Neuss. Die Neuss Düsseldorfer Häfen (NDH) schreiben seit ihrer Fusion 2003 eine Erfolgsgeschichte. Der Hafen schüttete seither nach eigenen Angaben mehr als 30 Millionen Euro an seine Gesellschafter aus. Den Erfolg spüren auch die Mitarbeiter auf ihrem Konto. Das Geschäftsführer-Duo Ulrich Gross (63) und Rainer Schäfer (61), von Anbeginn dabei, führten im Hafen-Unternehmen die Gewinnbeteiligung ein. Daran erinnerte jetzt Klaus Goder in seiner Laudatio: „Diese besondere Fähigkeit, Ermessensspielräume zu nutzen und zum Wohle der Mitarbeiter und des Unternehmens tätig zu sein, zeichnet Ulrich Gross aus.“

Rund 90 Gästen erhoben sich in der Hafenbrasserie

Klaus Goder, Vorsitzender der Mittelstands- und Wirtschaftsvereinigung (MIT) der CDU Neuss, skizzierte so den Neusser Hafendirektor, der jetzt als erste Persönlichkeit überhaupt von der MIT Neuss den Ehrentitel „Unternehmer des Jahres“ verliehen bekam.
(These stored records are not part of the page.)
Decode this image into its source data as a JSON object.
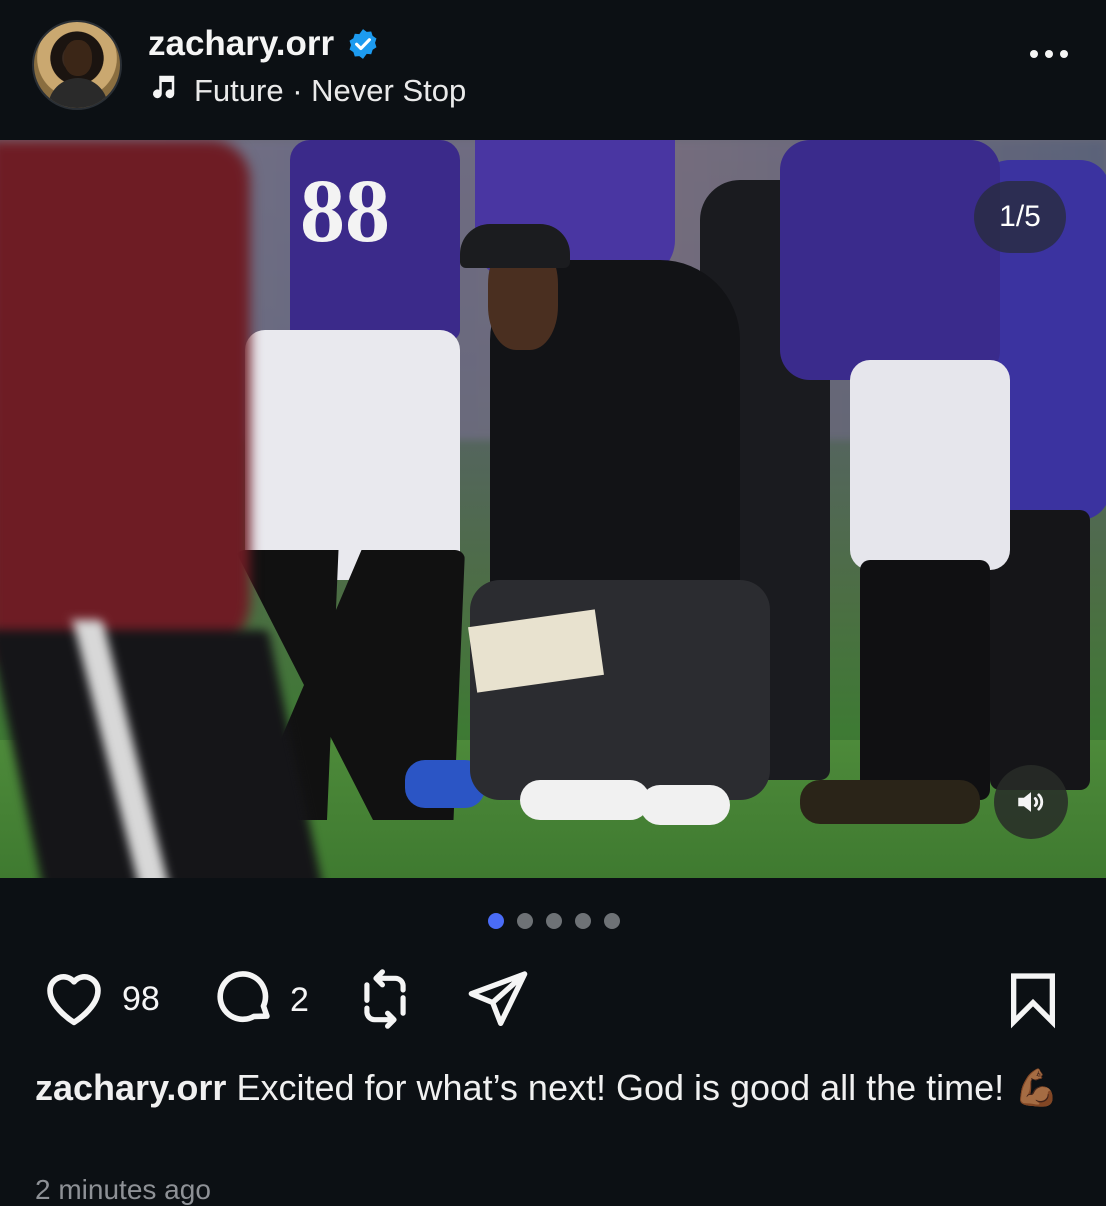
{
  "header": {
    "username": "zachary.orr",
    "verified": true,
    "audio": "Future · Never Stop",
    "icons": {
      "music": "music-note-icon",
      "more": "more-options-icon",
      "verified": "verified-badge-icon"
    }
  },
  "media": {
    "counter": "1/5",
    "jersey_number": "88",
    "page_count": 5,
    "active_page": 1,
    "sound_icon": "speaker-icon",
    "colors": {
      "active_dot": "#4a6cf7",
      "inactive_dot": "#6e7276"
    }
  },
  "actions": {
    "likes": "98",
    "comments": "2",
    "icons": [
      "heart-icon",
      "comment-icon",
      "repost-icon",
      "share-icon",
      "bookmark-icon"
    ]
  },
  "caption": {
    "username": "zachary.orr",
    "text": "Excited for what’s next! God is good all the time! 💪🏾"
  },
  "timestamp": "2 minutes ago",
  "colors": {
    "background": "#0c1014",
    "text": "#f5f5f5",
    "verified": "#1d9bf0"
  }
}
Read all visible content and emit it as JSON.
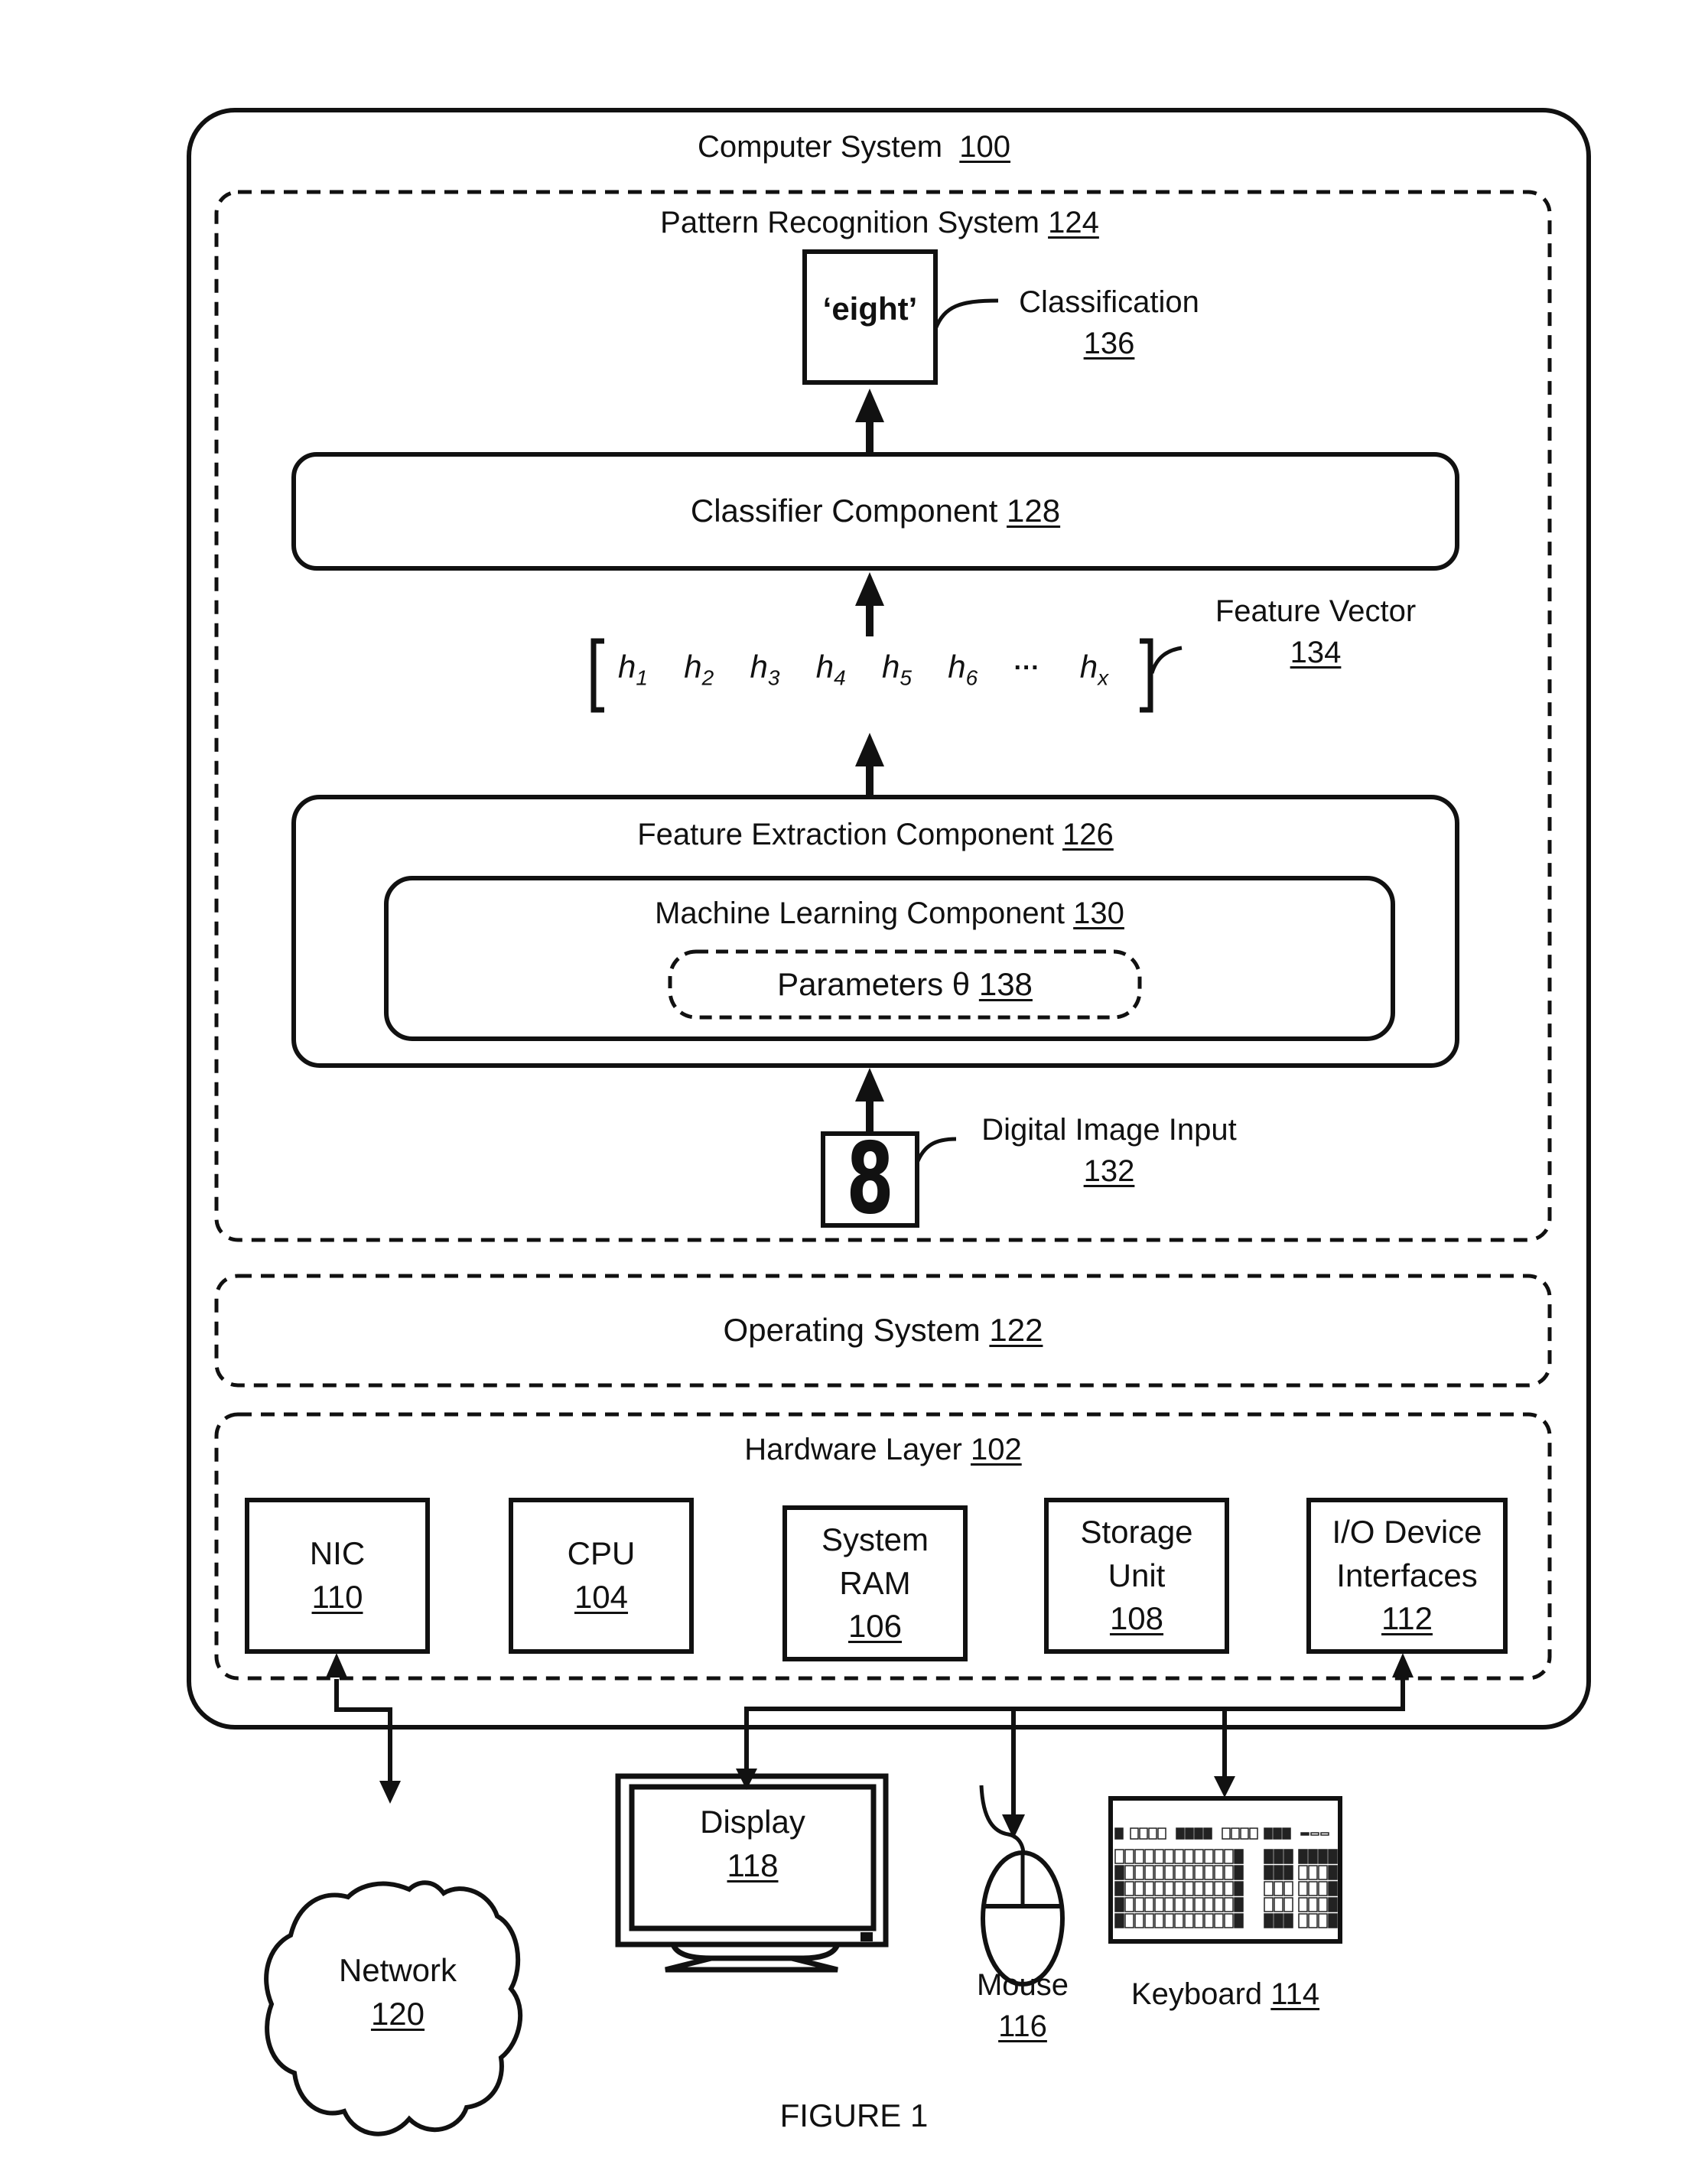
{
  "computer_system": {
    "label": "Computer System",
    "ref": "100"
  },
  "pattern_recognition": {
    "label": "Pattern Recognition System",
    "ref": "124"
  },
  "classification": {
    "output_text": "‘eight’",
    "label": "Classification",
    "ref": "136"
  },
  "classifier": {
    "label": "Classifier Component",
    "ref": "128"
  },
  "feature_vector": {
    "label": "Feature Vector",
    "ref": "134",
    "elements": [
      {
        "base": "h",
        "sub": "1"
      },
      {
        "base": "h",
        "sub": "2"
      },
      {
        "base": "h",
        "sub": "3"
      },
      {
        "base": "h",
        "sub": "4"
      },
      {
        "base": "h",
        "sub": "5"
      },
      {
        "base": "h",
        "sub": "6"
      },
      {
        "base": "···",
        "sub": ""
      },
      {
        "base": "h",
        "sub": "x"
      }
    ]
  },
  "feature_extraction": {
    "label": "Feature Extraction Component",
    "ref": "126"
  },
  "machine_learning": {
    "label": "Machine Learning Component",
    "ref": "130"
  },
  "parameters": {
    "label": "Parameters θ",
    "ref": "138"
  },
  "digital_image": {
    "glyph": "8",
    "label": "Digital Image Input",
    "ref": "132"
  },
  "operating_system": {
    "label": "Operating System",
    "ref": "122"
  },
  "hardware_layer": {
    "label": "Hardware Layer",
    "ref": "102",
    "components": [
      {
        "lines": [
          "NIC"
        ],
        "ref": "110"
      },
      {
        "lines": [
          "CPU"
        ],
        "ref": "104"
      },
      {
        "lines": [
          "System",
          "RAM"
        ],
        "ref": "106"
      },
      {
        "lines": [
          "Storage",
          "Unit"
        ],
        "ref": "108"
      },
      {
        "lines": [
          "I/O Device",
          "Interfaces"
        ],
        "ref": "112"
      }
    ]
  },
  "peripherals": {
    "network": {
      "label": "Network",
      "ref": "120"
    },
    "display": {
      "label": "Display",
      "ref": "118"
    },
    "mouse": {
      "label": "Mouse",
      "ref": "116"
    },
    "keyboard": {
      "label": "Keyboard",
      "ref": "114"
    }
  },
  "caption": "FIGURE 1"
}
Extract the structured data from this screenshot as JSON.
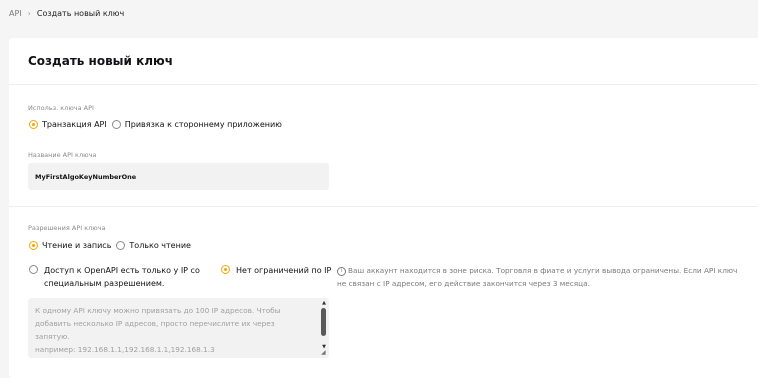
{
  "breadcrumb": {
    "root": "API",
    "separator": "›",
    "current": "Создать новый ключ"
  },
  "card": {
    "title": "Создать новый ключ",
    "usage": {
      "label": "Использ. ключа API",
      "options": [
        {
          "label": "Транзакция API",
          "checked": true
        },
        {
          "label": "Привязка к стороннему приложению",
          "checked": false
        }
      ]
    },
    "name": {
      "label": "Название API ключа",
      "value": "MyFirstAlgoKeyNumberOne"
    },
    "permissions": {
      "label": "Разрешения API ключа",
      "options": [
        {
          "label": "Чтение и запись",
          "checked": true
        },
        {
          "label": "Только чтение",
          "checked": false
        }
      ]
    },
    "ip": {
      "option_restricted": "Доступ к OpenAPI есть только у IP со специальным разрешением.",
      "option_unrestricted": "Нет ограничений по IP",
      "warning": "Ваш аккаунт находится в зоне риска. Торговля в фиате и услуги вывода ограничены. Если API ключ не связан с IP адресом, его действие закончится через 3 месяца.",
      "textarea_placeholder_lines": [
        "К одному API ключу можно привязать до 100 IP адресов. Чтобы",
        "добавить несколько IP адресов, просто перечислите их через",
        "запятую.",
        "например: 192.168.1.1,192.168.1.1,192.168.1.3"
      ]
    }
  },
  "colors": {
    "accent": "#f7a600",
    "background": "#f5f5f5",
    "input_bg": "#f2f2f3"
  }
}
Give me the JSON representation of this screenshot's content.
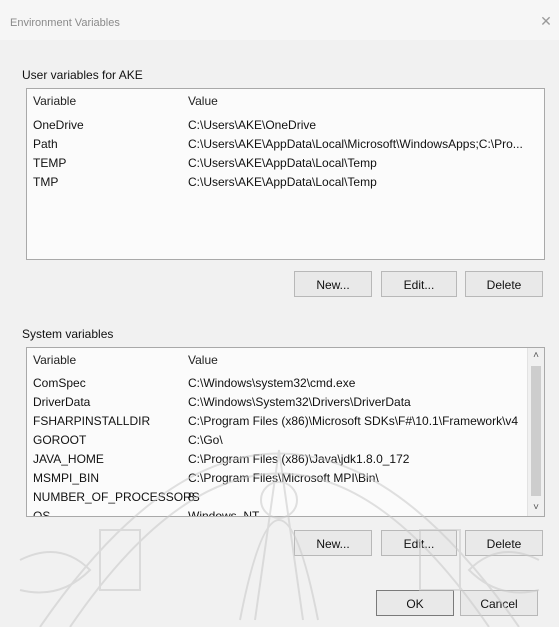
{
  "window": {
    "title": "Environment Variables",
    "close_glyph": "✕"
  },
  "user_vars": {
    "label": "User variables for AKE",
    "columns": {
      "variable": "Variable",
      "value": "Value"
    },
    "rows": [
      {
        "name": "OneDrive",
        "value": "C:\\Users\\AKE\\OneDrive"
      },
      {
        "name": "Path",
        "value": "C:\\Users\\AKE\\AppData\\Local\\Microsoft\\WindowsApps;C:\\Pro..."
      },
      {
        "name": "TEMP",
        "value": "C:\\Users\\AKE\\AppData\\Local\\Temp"
      },
      {
        "name": "TMP",
        "value": "C:\\Users\\AKE\\AppData\\Local\\Temp"
      }
    ],
    "buttons": {
      "new": "New...",
      "edit": "Edit...",
      "delete": "Delete"
    }
  },
  "system_vars": {
    "label": "System variables",
    "columns": {
      "variable": "Variable",
      "value": "Value"
    },
    "rows": [
      {
        "name": "ComSpec",
        "value": "C:\\Windows\\system32\\cmd.exe"
      },
      {
        "name": "DriverData",
        "value": "C:\\Windows\\System32\\Drivers\\DriverData"
      },
      {
        "name": "FSHARPINSTALLDIR",
        "value": "C:\\Program Files (x86)\\Microsoft SDKs\\F#\\10.1\\Framework\\v4"
      },
      {
        "name": "GOROOT",
        "value": "C:\\Go\\"
      },
      {
        "name": "JAVA_HOME",
        "value": "C:\\Program Files (x86)\\Java\\jdk1.8.0_172"
      },
      {
        "name": "MSMPI_BIN",
        "value": "C:\\Program Files\\Microsoft MPI\\Bin\\"
      },
      {
        "name": "NUMBER_OF_PROCESSORS",
        "value": "8"
      },
      {
        "name": "OS",
        "value": "Windows_NT"
      }
    ],
    "buttons": {
      "new": "New...",
      "edit": "Edit...",
      "delete": "Delete"
    }
  },
  "footer": {
    "ok": "OK",
    "cancel": "Cancel"
  },
  "scroll": {
    "up_glyph": "˄",
    "down_glyph": "˅"
  }
}
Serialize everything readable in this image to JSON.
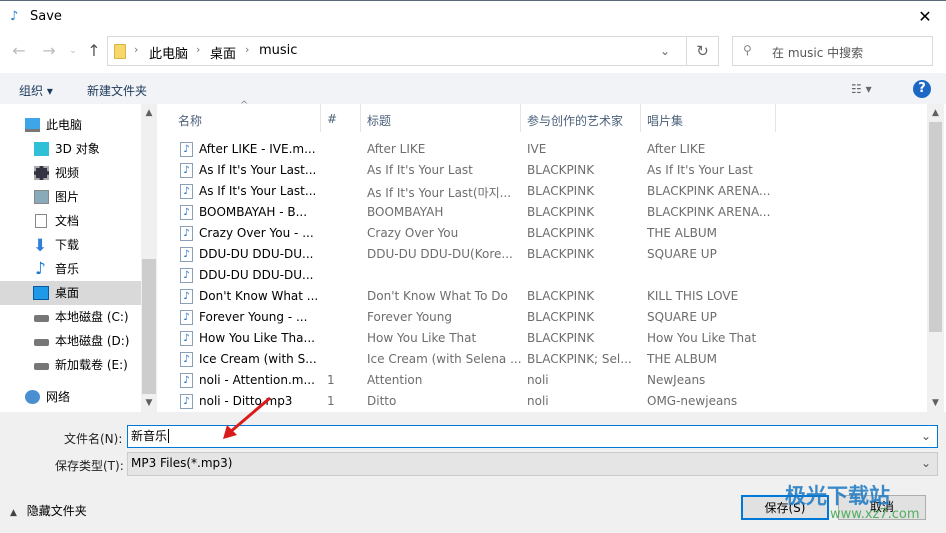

In Zeiten, in denen in der Gesellschaft – und in großen Unternehmen – „Wertschätzung, Anerkennung und Umgang auf Augenhöhe“ verloren gehe und die Entscheidungsfähigkeit abnehme, sagte Preisträger Gross in seiner Erwiderung, spiele der Mittelstand erfolgreich seine Vorteile aus: „Mit dieser Akzeptanz der schnellen Entscheidung sind wir flexibler, schneller und effektiver als manch anderes Unternehmen.“ Die meisten Ausbildungs- und Arbeitsplätze würden, so Gross, von mittelständischen Unternehmen geschaffen, die „in Summe den höchsten Steueranteil in dieser Republik“ zahlten.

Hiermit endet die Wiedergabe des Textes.